Em meados de janeiro de 2018, a Provedoria de Justiça emitiu um parecer no qual se pronuncia de forma crítica sobre o facto da EMEL – Empresa Municipal de Mobilidade e Estacionamento de Lisboa financiar parcialmente a sua existência com as multas ou contraordenações que impõem aos condutores mais e menos relapsos de partes do código da estrada.

A provedoria estabelece um paralelo (ou a falta dele, na realidade) com as empresas concessionárias privadas de espaços de estacionamento que estão proibidas por lei de ficar com o produto total ou parcial das multas aplicadas aos condutores nos seus estacionamentos. No caso das empresas públicas, essa proibição não se está a aplicar mas, na opinião da Provedoria de Justiça, o conflito de interesses é idêntico tal como a natureza da situação pelo que se deveria aplicar.

Esta não é contudo a única situação onde a instituição que tem a responsabilidade de investigar e/ou identificar prevaricadores e passar coimas, multas, contraordenações recebe parte do quinhão pago pelos infratores.
Na realidade a regra em muitos enquadramentos legais é mais esta – quem pune tem um interesse económico direto sobre as penalizações que aplica – do que outra que evite a existência de um incentivo à punição que possa desalinhar o dever de fazer cumprir a lei do interesse económico da autoridade com poder para definir quem é punido.

Esta questão levará certamente a argumentos prós e contra relevantes, contudo, feita a devida ponderação, estamos em crer que é sempre desaconselhável que haja um incentivo direto, monetário, potencialmente associado a práticas de “caça à multa” que, para não se tornar numa má prática, tenha que funcionar como teste permanente e diário à verticalidade ética e legal da autoridade que autua. Ela estará já sempre à prova, não precisará que se aumente a fasquia com notas de €uro.

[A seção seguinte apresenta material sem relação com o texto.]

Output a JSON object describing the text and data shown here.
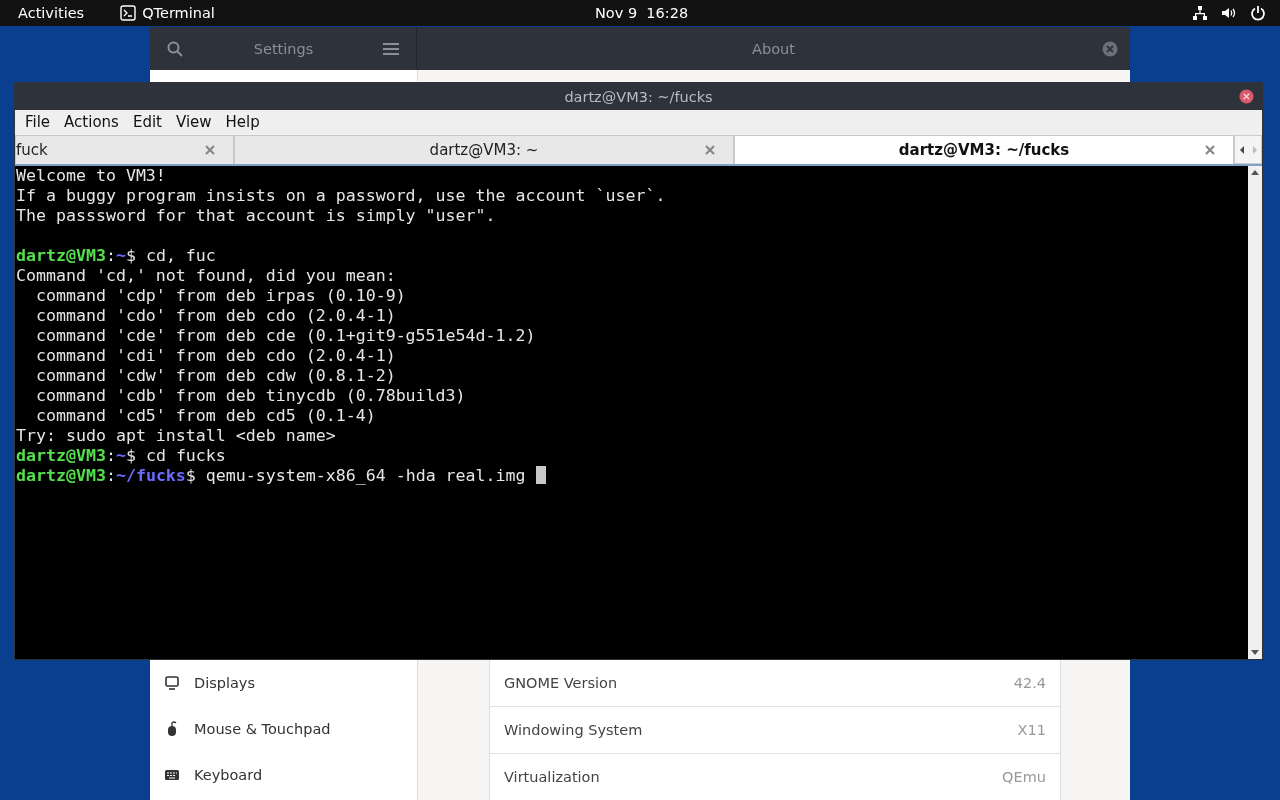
{
  "top_bar": {
    "activities": "Activities",
    "app": "QTerminal",
    "clock": "Nov 9  16:28"
  },
  "settings_window": {
    "title": "Settings",
    "page_title": "About",
    "sidebar": {
      "items": [
        {
          "label": "Displays",
          "selected": false
        },
        {
          "label": "Mouse & Touchpad",
          "selected": false
        },
        {
          "label": "Keyboard",
          "selected": false
        }
      ]
    },
    "about_rows": [
      {
        "label": "GNOME Version",
        "value": "42.4"
      },
      {
        "label": "Windowing System",
        "value": "X11"
      },
      {
        "label": "Virtualization",
        "value": "QEmu"
      }
    ]
  },
  "terminal_window": {
    "title": "dartz@VM3: ~/fucks",
    "menu": [
      "File",
      "Actions",
      "Edit",
      "View",
      "Help"
    ],
    "tabs": [
      {
        "label": "fuck",
        "selected": false
      },
      {
        "label": "dartz@VM3: ~",
        "selected": false
      },
      {
        "label": "dartz@VM3: ~/fucks",
        "selected": true
      }
    ],
    "lines": [
      {
        "kind": "output",
        "text": "Welcome to VM3!"
      },
      {
        "kind": "output",
        "text": "If a buggy program insists on a password, use the account `user`."
      },
      {
        "kind": "output",
        "text": "The passsword for that account is simply \"user\"."
      },
      {
        "kind": "blank"
      },
      {
        "kind": "prompt",
        "user_host": "dartz@VM3",
        "separator": ":",
        "path": "~",
        "symbol": "$",
        "command": "cd, fuc",
        "cursor": false
      },
      {
        "kind": "output",
        "text": "Command 'cd,' not found, did you mean:"
      },
      {
        "kind": "output",
        "text": "  command 'cdp' from deb irpas (0.10-9)"
      },
      {
        "kind": "output",
        "text": "  command 'cdo' from deb cdo (2.0.4-1)"
      },
      {
        "kind": "output",
        "text": "  command 'cde' from deb cde (0.1+git9-g551e54d-1.2)"
      },
      {
        "kind": "output",
        "text": "  command 'cdi' from deb cdo (2.0.4-1)"
      },
      {
        "kind": "output",
        "text": "  command 'cdw' from deb cdw (0.8.1-2)"
      },
      {
        "kind": "output",
        "text": "  command 'cdb' from deb tinycdb (0.78build3)"
      },
      {
        "kind": "output",
        "text": "  command 'cd5' from deb cd5 (0.1-4)"
      },
      {
        "kind": "output",
        "text": "Try: sudo apt install <deb name>"
      },
      {
        "kind": "prompt",
        "user_host": "dartz@VM3",
        "separator": ":",
        "path": "~",
        "symbol": "$",
        "command": "cd fucks",
        "cursor": false
      },
      {
        "kind": "prompt",
        "user_host": "dartz@VM3",
        "separator": ":",
        "path": "~/fucks",
        "symbol": "$",
        "command": "qemu-system-x86_64 -hda real.img",
        "cursor": true
      }
    ]
  }
}
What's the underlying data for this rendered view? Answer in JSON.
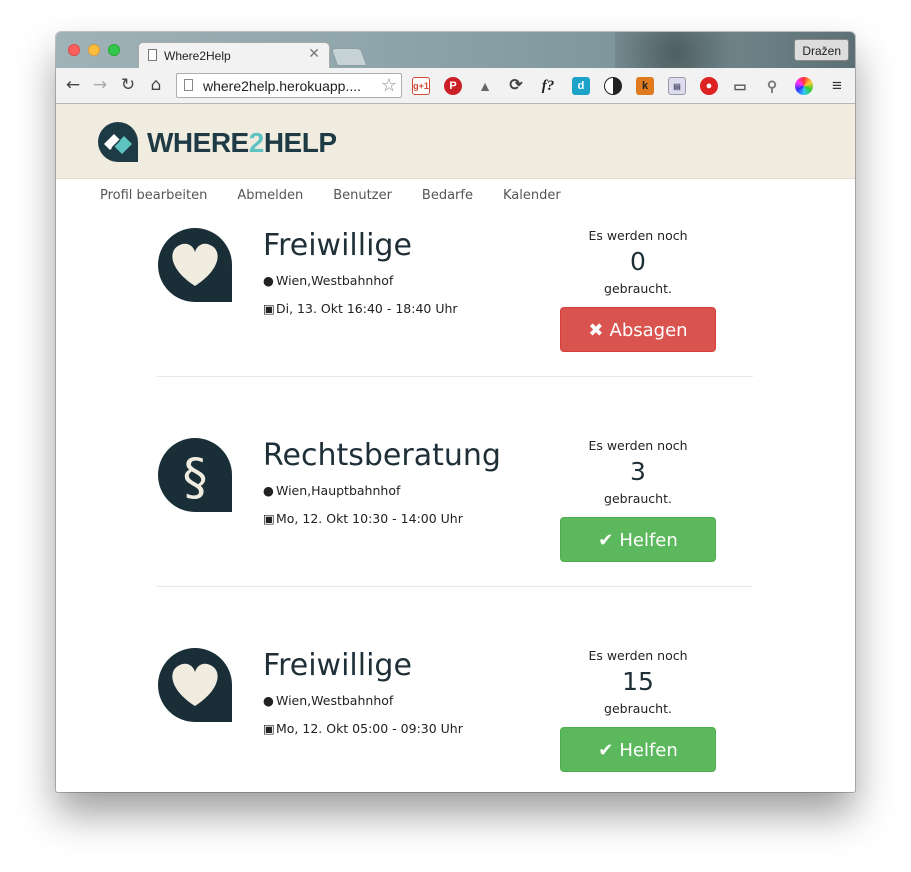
{
  "browser": {
    "tab_title": "Where2Help",
    "url": "where2help.herokuapp....",
    "profile_name": "Dražen"
  },
  "logo": {
    "part1": "WHERE",
    "part2": "2",
    "part3": "HELP"
  },
  "nav": [
    {
      "label": "Profil bearbeiten"
    },
    {
      "label": "Abmelden"
    },
    {
      "label": "Benutzer"
    },
    {
      "label": "Bedarfe"
    },
    {
      "label": "Kalender"
    }
  ],
  "needs_prefix": "Es werden noch",
  "needs_suffix": "gebraucht.",
  "cards": [
    {
      "icon": "heart-icon",
      "title": "Freiwillige",
      "location": "Wien,Westbahnhof",
      "date": "Di, 13. Okt 16:40 - 18:40 Uhr",
      "needed": "0",
      "button": "Absagen",
      "button_style": "danger"
    },
    {
      "icon": "paragraph-icon",
      "title": "Rechtsberatung",
      "location": "Wien,Hauptbahnhof",
      "date": "Mo, 12. Okt 10:30 - 14:00 Uhr",
      "needed": "3",
      "button": "Helfen",
      "button_style": "success"
    },
    {
      "icon": "heart-icon",
      "title": "Freiwillige",
      "location": "Wien,Westbahnhof",
      "date": "Mo, 12. Okt 05:00 - 09:30 Uhr",
      "needed": "15",
      "button": "Helfen",
      "button_style": "success"
    }
  ],
  "colors": {
    "danger": "#d9534f",
    "success": "#5cb85c",
    "brand_dark": "#1e3a44",
    "brand_accent": "#5fc3c2",
    "header_bg": "#f0ede0"
  }
}
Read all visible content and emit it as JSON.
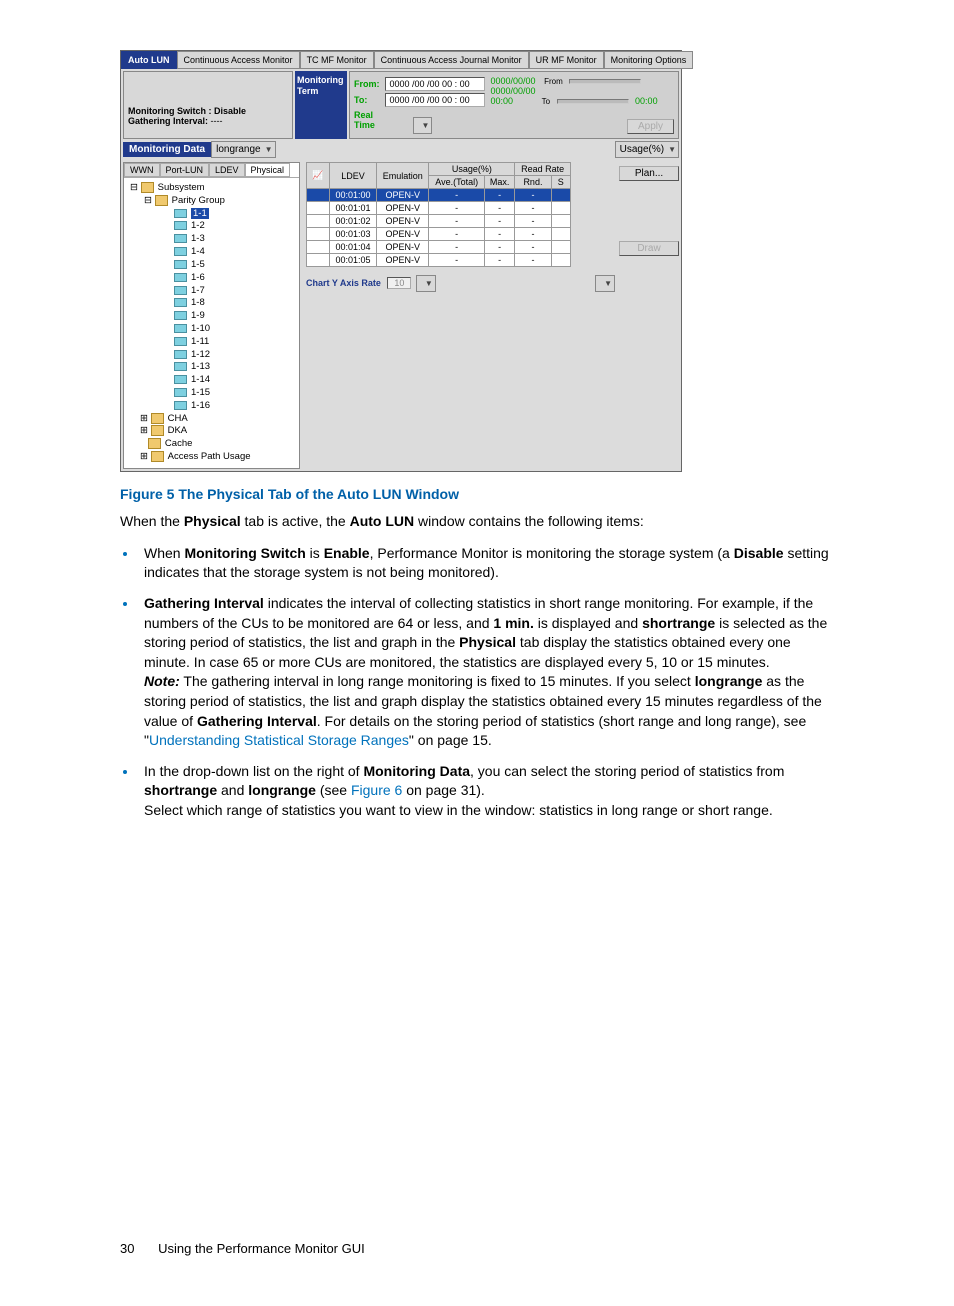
{
  "screenshot": {
    "tabs": [
      "Auto LUN",
      "Continuous Access Monitor",
      "TC MF Monitor",
      "Continuous Access Journal Monitor",
      "UR MF Monitor",
      "Monitoring Options"
    ],
    "left_info": {
      "switch_label": "Monitoring Switch :",
      "switch_value": "Disable",
      "interval_label": "Gathering Interval:",
      "interval_value": "----"
    },
    "term": {
      "l1": "Monitoring",
      "l2": "Term"
    },
    "time": {
      "from_label": "From:",
      "to_label": "To:",
      "from_val": "0000 /00 /00  00 : 00",
      "to_val": "0000 /00 /00  00 : 00",
      "realtime": "Real Time",
      "slider_from": "From",
      "slider_to": "To",
      "hint_date": "0000/00/00",
      "hint_time": "00:00",
      "apply": "Apply"
    },
    "monitoring_data_label": "Monitoring Data",
    "monitoring_data_value": "longrange",
    "usage_combo_label": "Usage(%)",
    "tree_tabs": [
      "WWN",
      "Port-LUN",
      "LDEV",
      "Physical"
    ],
    "tree": {
      "root": "Subsystem",
      "pg": "Parity Group",
      "leaves": [
        "1-1",
        "1-2",
        "1-3",
        "1-4",
        "1-5",
        "1-6",
        "1-7",
        "1-8",
        "1-9",
        "1-10",
        "1-11",
        "1-12",
        "1-13",
        "1-14",
        "1-15",
        "1-16"
      ],
      "cha": "CHA",
      "dka": "DKA",
      "cache": "Cache",
      "apu": "Access Path Usage"
    },
    "table": {
      "h_ldev": "LDEV",
      "h_emu": "Emulation",
      "h_usage": "Usage(%)",
      "h_ave": "Ave.(Total)",
      "h_max": "Max.",
      "h_rr": "Read Rate",
      "h_rnd": "Rnd.",
      "h_s": "S",
      "rows": [
        {
          "ldev": "00:01:00",
          "emu": "OPEN-V",
          "a": "-",
          "m": "-",
          "r": "-"
        },
        {
          "ldev": "00:01:01",
          "emu": "OPEN-V",
          "a": "-",
          "m": "-",
          "r": "-"
        },
        {
          "ldev": "00:01:02",
          "emu": "OPEN-V",
          "a": "-",
          "m": "-",
          "r": "-"
        },
        {
          "ldev": "00:01:03",
          "emu": "OPEN-V",
          "a": "-",
          "m": "-",
          "r": "-"
        },
        {
          "ldev": "00:01:04",
          "emu": "OPEN-V",
          "a": "-",
          "m": "-",
          "r": "-"
        },
        {
          "ldev": "00:01:05",
          "emu": "OPEN-V",
          "a": "-",
          "m": "-",
          "r": "-"
        }
      ]
    },
    "plan_btn": "Plan...",
    "draw_btn": "Draw",
    "chart_y_label": "Chart Y Axis Rate",
    "chart_y_val": "10"
  },
  "caption": "Figure 5 The Physical Tab of the Auto LUN Window",
  "intro_1": "When the ",
  "intro_b1": "Physical",
  "intro_2": " tab is active, the ",
  "intro_b2": "Auto LUN",
  "intro_3": " window contains the following items:",
  "li1": {
    "t1": "When ",
    "b1": "Monitoring Switch",
    "t2": " is ",
    "b2": "Enable",
    "t3": ", Performance Monitor is monitoring the storage system (a ",
    "b3": "Disable",
    "t4": " setting indicates that the storage system is not being monitored)."
  },
  "li2": {
    "b1": "Gathering Interval",
    "t1": " indicates the interval of collecting statistics in short range monitoring. For example, if the numbers of the CUs to be monitored are 64 or less, and ",
    "b2": "1 min.",
    "t2": " is displayed and ",
    "b3": "shortrange",
    "t3": " is selected as the storing period of statistics, the list and graph in the ",
    "b4": "Physical",
    "t4": " tab display the statistics obtained every one minute. In case 65 or more CUs are monitored, the statistics are displayed every 5, 10 or 15 minutes.",
    "note_b": "Note:",
    "note_1": " The gathering interval in long range monitoring is fixed to 15 minutes. If you select ",
    "note_b2": "longrange",
    "note_2": " as the storing period of statistics, the list and graph display the statistics obtained every 15 minutes regardless of the value of ",
    "note_b3": "Gathering Interval",
    "note_3": ". For details on the storing period of statistics (short range and long range), see \"",
    "link": "Understanding Statistical Storage Ranges",
    "note_4": "\" on page 15."
  },
  "li3": {
    "t1": "In the drop-down list on the right of ",
    "b1": "Monitoring Data",
    "t2": ", you can select the storing period of statistics from ",
    "b2": "shortrange",
    "t3": " and ",
    "b3": "longrange",
    "t4": " (see ",
    "link": "Figure 6",
    "t5": " on page 31).",
    "t6": "Select which range of statistics you want to view in the window: statistics in long range or short range."
  },
  "footer": {
    "page": "30",
    "title": "Using the Performance Monitor GUI"
  }
}
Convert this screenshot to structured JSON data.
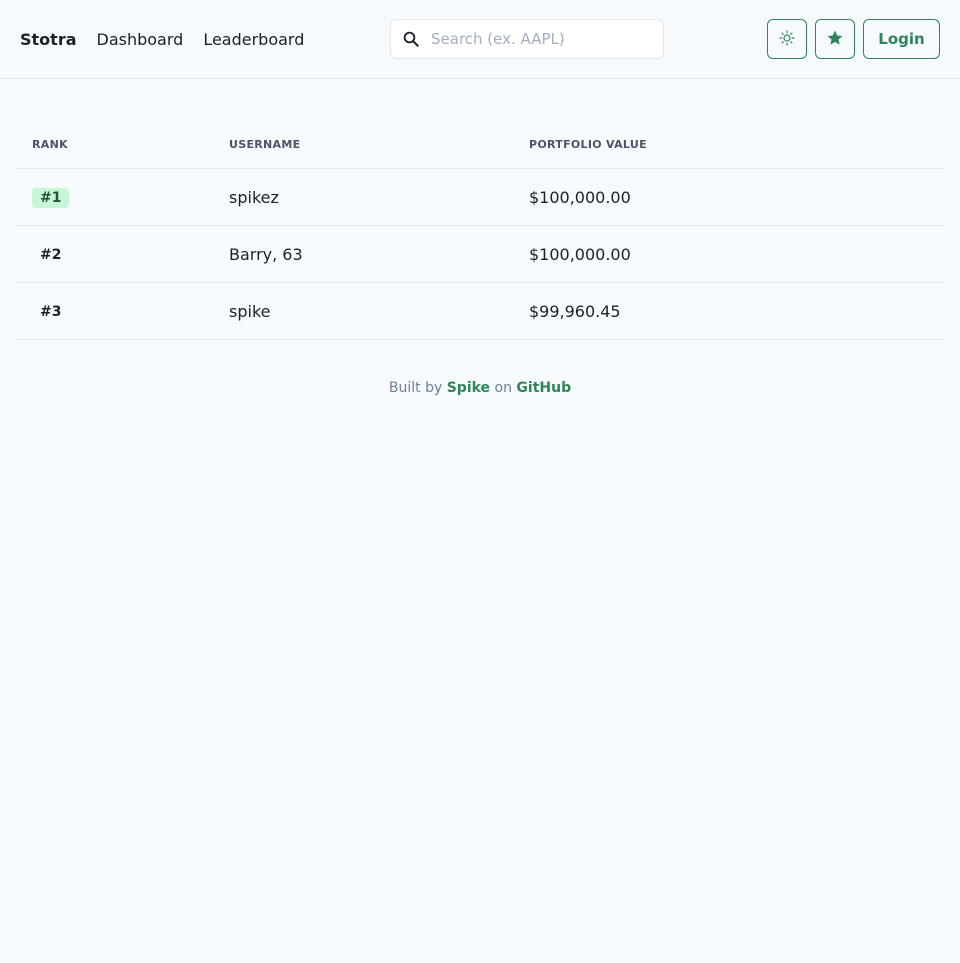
{
  "nav": {
    "brand": "Stotra",
    "links": [
      "Dashboard",
      "Leaderboard"
    ],
    "search_placeholder": "Search (ex. AAPL)",
    "login_label": "Login"
  },
  "icons": {
    "search": "search-icon",
    "theme": "sun-icon",
    "star": "star-icon"
  },
  "colors": {
    "accent": "#2f855a",
    "badge_bg": "#c6f6d5",
    "badge_text": "#22543d"
  },
  "table": {
    "headers": [
      "RANK",
      "USERNAME",
      "PORTFOLIO VALUE"
    ],
    "rows": [
      {
        "rank": "#1",
        "username": "spikez",
        "value": "$100,000.00"
      },
      {
        "rank": "#2",
        "username": "Barry, 63",
        "value": "$100,000.00"
      },
      {
        "rank": "#3",
        "username": "spike",
        "value": "$99,960.45"
      }
    ]
  },
  "footer": {
    "prefix": "Built by",
    "author": "Spike",
    "middle": "on",
    "site": "GitHub"
  }
}
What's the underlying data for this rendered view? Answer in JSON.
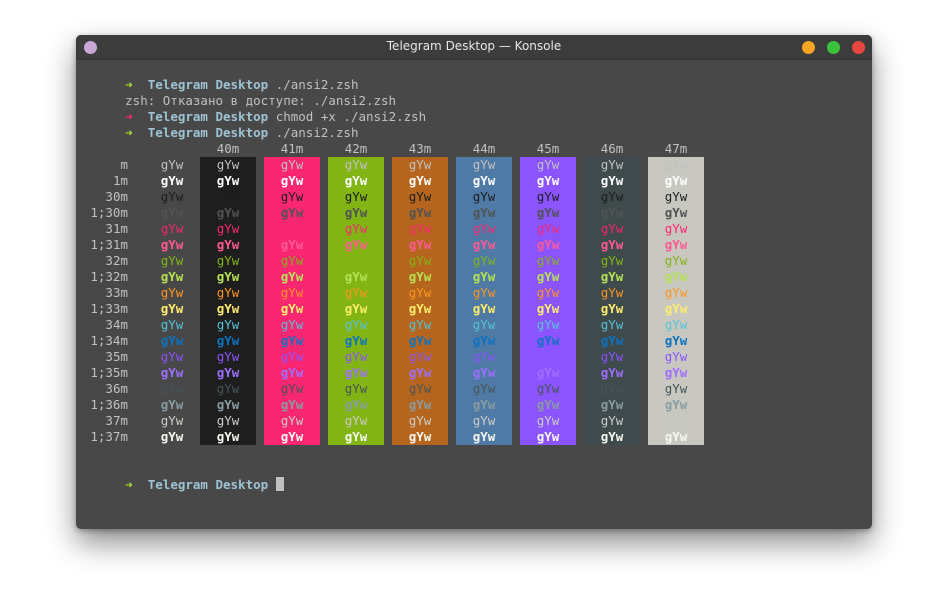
{
  "window": {
    "title": "Telegram Desktop — Konsole"
  },
  "terminal": {
    "lines": [
      {
        "arrow": "➜",
        "dir": "Telegram Desktop",
        "cmd": " ./ansi2.zsh",
        "status": "ok"
      },
      {
        "text": "zsh: Отказано в доступе: ./ansi2.zsh"
      },
      {
        "arrow": "➜",
        "dir": "Telegram Desktop",
        "cmd": " chmod +x ./ansi2.zsh",
        "status": "err"
      },
      {
        "arrow": "➜",
        "dir": "Telegram Desktop",
        "cmd": " ./ansi2.zsh",
        "status": "ok"
      }
    ],
    "prompt": {
      "arrow": "➜",
      "dir": "Telegram Desktop"
    }
  },
  "colortable": {
    "sample": "gYw",
    "bg_headers": [
      "",
      "40m",
      "41m",
      "42m",
      "43m",
      "44m",
      "45m",
      "46m",
      "47m"
    ],
    "bg_colors": [
      "",
      "#1e1e1e",
      "#f92672",
      "#82b414",
      "#b5651d",
      "#4f7aa6",
      "#8c54fe",
      "#3e4a4c",
      "#c8c8c0"
    ],
    "row_labels": [
      "m",
      "1m",
      "30m",
      "1;30m",
      "31m",
      "1;31m",
      "32m",
      "1;32m",
      "33m",
      "1;33m",
      "34m",
      "1;34m",
      "35m",
      "1;35m",
      "36m",
      "1;36m",
      "37m",
      "1;37m"
    ],
    "fg_colors": [
      "#c0c0c0",
      "#ffffff",
      "#1b1d1e",
      "#505354",
      "#f92672",
      "#ff5995",
      "#82b414",
      "#b6e354",
      "#fd971f",
      "#feed6c",
      "#56c2d6",
      "#0c73c2",
      "#8c54fe",
      "#9e6ffe",
      "#465457",
      "#899ca1",
      "#ccccc6",
      "#f8f8f2"
    ]
  },
  "colors": {
    "terminal_bg": "#484848",
    "titlebar_bg": "#3c3c3c",
    "prompt_arrow_ok": "#a6e22e",
    "prompt_arrow_err": "#f92672",
    "prompt_dir": "#9ec3d4"
  }
}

Nem polícias, nem autoridades para-policiais ou com poder de autuar ou passar contraordenações como a EMEL ou como as entidade reguladores, para dar apenas alguns exemplos, deveriam ver injetados nos seus orçamentos ou mesmo nos salários dos agentes autuantes, verbas diretamente associadas ao produto das multas e contraordenações produzidas.

Será sempre recomendável, pelo menos, introduzir graus de distanciamento que impeçam que no ato de emitir uma multa alguém esteja consciente ou inconscientemente a fazer contas a quanto é que vai “ganhar” com isso.

Com um pouco de criatividade, sentido de justiça e prudência, haverá muito melhores formas de incentivar a produtividade e o dever de fazer cumprir a lei sem termos de andar a gerir este desconfortável compromisso de dar a quem tem poder para punir uma parte do produto dessa punição e esperar que se mantenha sempre isento e cego na aplicação da lei.

Qual a sua opinião?

Sobre a posição da Provedoria de Justiça ver esta peça do Negócios.

3 comentários

  1. Acho um absurdo estes indevidos da Emel da Câmara Municipal de Lisboa passarem multas uma vez que a policia é que deveria passar as respetivas e fazer o trabalho deles . Estes senhores na minha opinião da Emel não tem qualquer poder de autoridade para o fazer senão passa a ser todos policias da treta.

  2. É uma vergonha o que se passa com a distribuição de parte do valor das multas pelos agentes, o que, aliás, é ilegal e inconstitucional, mas de nada vale essa ilegalidade pois que ninguém reage dados os custos dessa reacção de valor superior ao da multa e de retorno duvidoso.

  3. Dá-se uns troquitos a alguns para que outros maiores encham os bolsos, e assim vai este país, uma pura vergonha, mas vemos todos os dias os nossos (queridos políticos) com a boca cheia de igualdade, justiça, democracia, blá blá blá.